- Rikhteh Kuh-e Varpol Location within Iran
- Country: Iran
- Province: Lorestan
- County: Chegeni
- District: Shahivand
- Rural District: Kashkan-e Shomali

Population (2016)
- • Total: 118
- Time zone: UTC+3:30 (IRST)

= Rikhteh Kuh-e Varpol =

Village in Lorestan province, Iran

Rikhteh Kuh-e Varpol (ريخته کوه ورپل) (Note: Also romanized as Rīkhteh Kūh-e Varpol; formerly known as Rikhteh Kuh (ريخته کوه), also romanized as Rīkhteh Kūh) is a village in Kashkan-e Shomali Rural District (Note: Formerly Kashkan Rural District) of Shahivand District in Chegeni County, (Note: Formerly Dowreh County) Lorestan province, Iran.

==Demographics==
===Population===
At the time of the 2006 National Census, the village's population, as Rikhteh Kuh, was 110 in 19 households, when it was in Kashkan Rural District (Note: Renamed Kashkan-e Shomali Rural District) of the former Dowreh-ye Chegeni District in Khorramabad County.
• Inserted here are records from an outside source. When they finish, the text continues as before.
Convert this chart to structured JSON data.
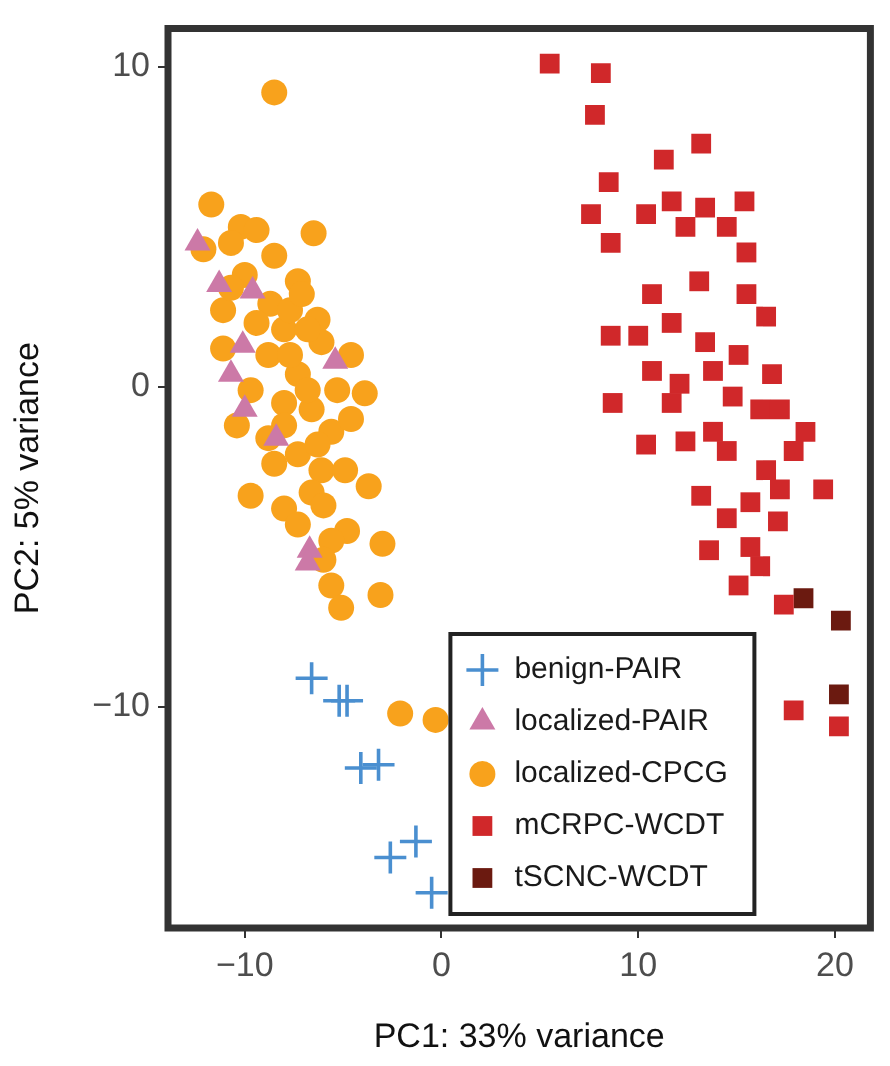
{
  "chart_data": {
    "type": "scatter",
    "xlabel": "PC1: 33% variance",
    "ylabel": "PC2: 5% variance",
    "xlim": [
      -13.9,
      21.8
    ],
    "ylim": [
      -16.9,
      11.2
    ],
    "xticks": [
      {
        "value": -10,
        "label": "−10"
      },
      0,
      10,
      20
    ],
    "yticks": [
      {
        "value": -10,
        "label": "−10"
      },
      0,
      10
    ],
    "grid": false,
    "legend": "bottom right",
    "series": [
      {
        "name": "benign-PAIR",
        "color": "#4a8fd0",
        "marker": "cross",
        "x": [
          -6.6,
          -5.2,
          -4.8,
          -4.1,
          -3.2,
          -2.6,
          -1.3,
          -0.5
        ],
        "values": [
          -9.1,
          -9.8,
          -9.8,
          -11.9,
          -11.8,
          -14.7,
          -14.2,
          -15.8
        ]
      },
      {
        "name": "localized-PAIR",
        "color": "#cc79a7",
        "marker": "triangle",
        "x": [
          -12.4,
          -11.3,
          -9.6,
          -10.1,
          -10.7,
          -10.0,
          -8.4,
          -5.4,
          -6.7,
          -6.8
        ],
        "values": [
          4.5,
          3.2,
          3.0,
          1.3,
          0.4,
          -0.7,
          -1.6,
          0.8,
          -5.1,
          -5.5
        ]
      },
      {
        "name": "localized-CPCG",
        "color": "#f8a21c",
        "marker": "circle",
        "x": [
          -8.5,
          -11.7,
          -6.5,
          -10.2,
          -9.4,
          -12.1,
          -10.7,
          -8.5,
          -7.3,
          -6.3,
          -11.1,
          -8.7,
          -8.0,
          -6.1,
          -4.6,
          -3.9,
          -5.3,
          -11.1,
          -8.8,
          -7.3,
          -9.7,
          -8.0,
          -6.6,
          -5.6,
          -4.6,
          -10.4,
          -8.5,
          -7.3,
          -6.1,
          -4.9,
          -3.7,
          -9.7,
          -8.0,
          -6.6,
          -6.0,
          -4.8,
          -3.0,
          -5.6,
          -5.6,
          -5.1,
          -3.1,
          -7.3,
          -6.8,
          -7.7,
          -6.8,
          -7.7,
          -9.4,
          -10.0,
          -10.7,
          -7.1,
          -8.0,
          -8.8,
          -6.3,
          -6.0,
          -2.1,
          -0.3
        ],
        "values": [
          9.2,
          5.7,
          4.8,
          5.0,
          4.9,
          4.3,
          4.5,
          4.1,
          3.3,
          2.1,
          2.4,
          2.6,
          1.8,
          1.4,
          1.0,
          -0.2,
          -0.1,
          1.2,
          1.0,
          0.4,
          -0.1,
          -0.5,
          -0.7,
          -1.4,
          -1.0,
          -1.2,
          -2.4,
          -2.1,
          -2.6,
          -2.6,
          -3.1,
          -3.4,
          -3.8,
          -3.3,
          -3.7,
          -4.5,
          -4.9,
          -4.8,
          -6.2,
          -6.9,
          -6.5,
          -4.3,
          -0.1,
          1.0,
          1.8,
          2.4,
          2.0,
          3.5,
          3.1,
          2.9,
          -1.2,
          -1.6,
          -1.8,
          -5.4,
          -10.2,
          -10.4
        ]
      },
      {
        "name": "mCRPC-WCDT",
        "color": "#d0282a",
        "marker": "square",
        "x": [
          5.5,
          8.1,
          7.8,
          11.3,
          13.2,
          8.5,
          7.6,
          11.7,
          13.4,
          15.4,
          8.6,
          10.4,
          12.4,
          14.5,
          15.5,
          10.7,
          13.1,
          15.5,
          16.5,
          8.6,
          10.0,
          11.7,
          13.4,
          10.7,
          12.1,
          13.8,
          15.1,
          16.8,
          11.7,
          14.8,
          16.2,
          17.2,
          8.7,
          10.4,
          12.4,
          14.5,
          13.8,
          18.5,
          17.9,
          16.5,
          17.2,
          19.4,
          13.2,
          14.5,
          15.7,
          17.1,
          13.6,
          15.7,
          16.2,
          15.1,
          17.4,
          17.9,
          20.2
        ],
        "values": [
          10.1,
          9.8,
          8.5,
          7.1,
          7.6,
          6.4,
          5.4,
          5.8,
          5.6,
          5.8,
          4.5,
          5.4,
          5.0,
          5.0,
          4.2,
          2.9,
          3.3,
          2.9,
          2.2,
          1.6,
          1.6,
          2.0,
          1.4,
          0.5,
          0.1,
          0.5,
          1.0,
          0.4,
          -0.5,
          -0.3,
          -0.7,
          -0.7,
          -0.5,
          -1.8,
          -1.7,
          -2.0,
          -1.4,
          -1.4,
          -2.0,
          -2.6,
          -3.2,
          -3.2,
          -3.4,
          -4.1,
          -3.6,
          -4.2,
          -5.1,
          -5.0,
          -5.6,
          -6.2,
          -6.8,
          -10.1,
          -10.6
        ]
      },
      {
        "name": "tSCNC-WCDT",
        "color": "#6b1a10",
        "marker": "square",
        "x": [
          18.4,
          20.3,
          20.2
        ],
        "values": [
          -6.6,
          -7.3,
          -9.6
        ]
      }
    ]
  }
}
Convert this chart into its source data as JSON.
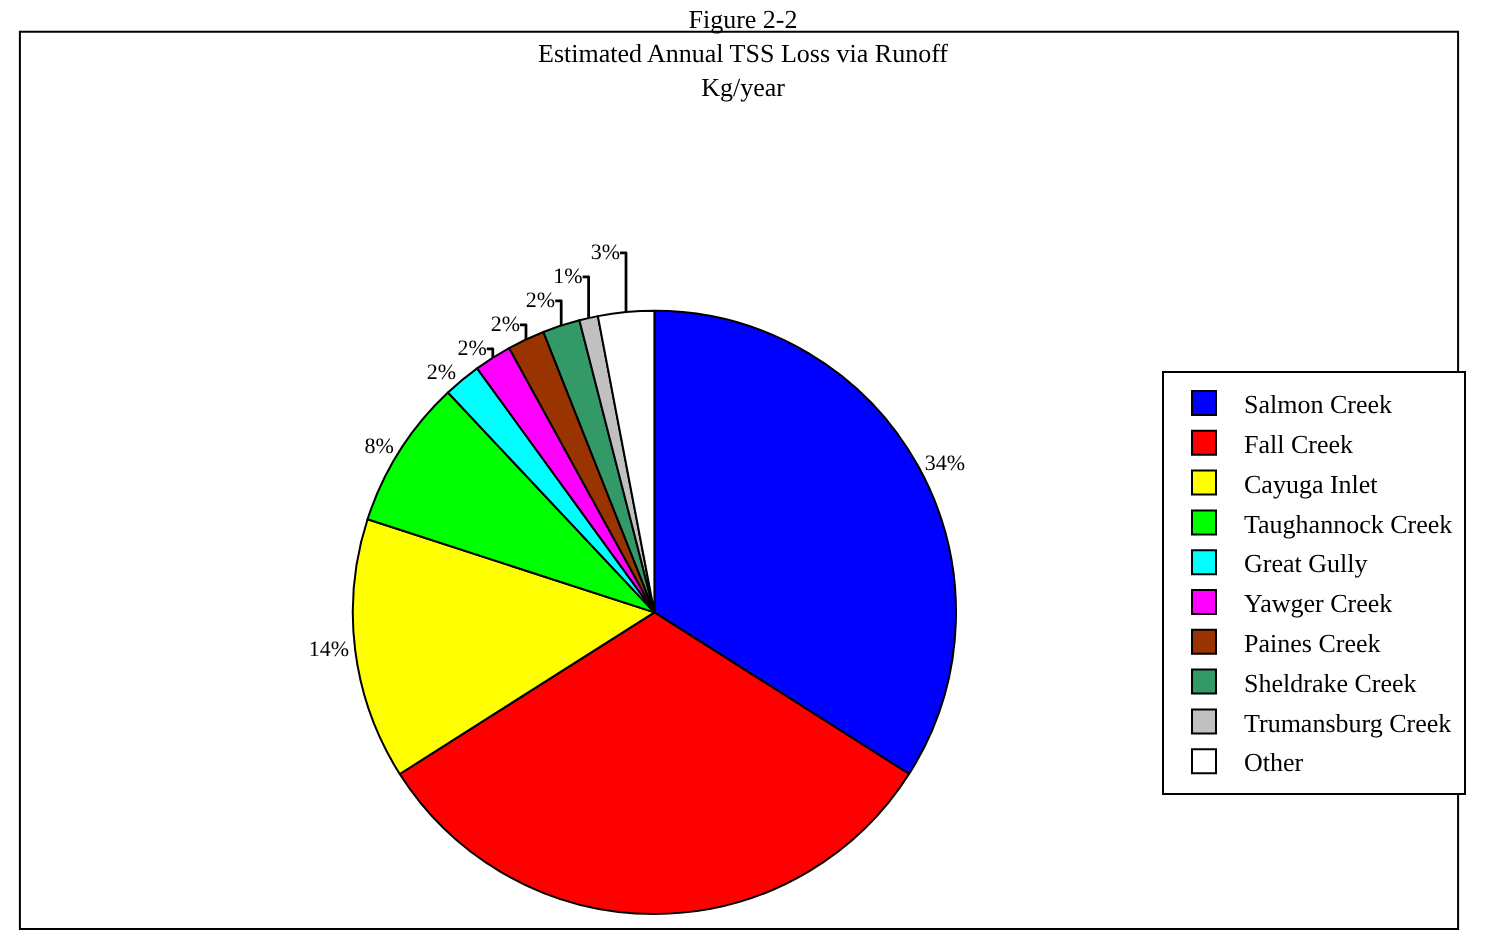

The following census in 2011 counted 112 people in 28 households, by which time the district had been separated from the county in the establishment of Dowreh County. (Note: Renamed Chegeni County) The rural district was transferred to the new Shahivand District and renamed Kashkan-e Shomali Rural District. The village was listed as Rikhteh Kuh-e Varpol. The 2016 census measured the population of the village as 118 people in 32 households.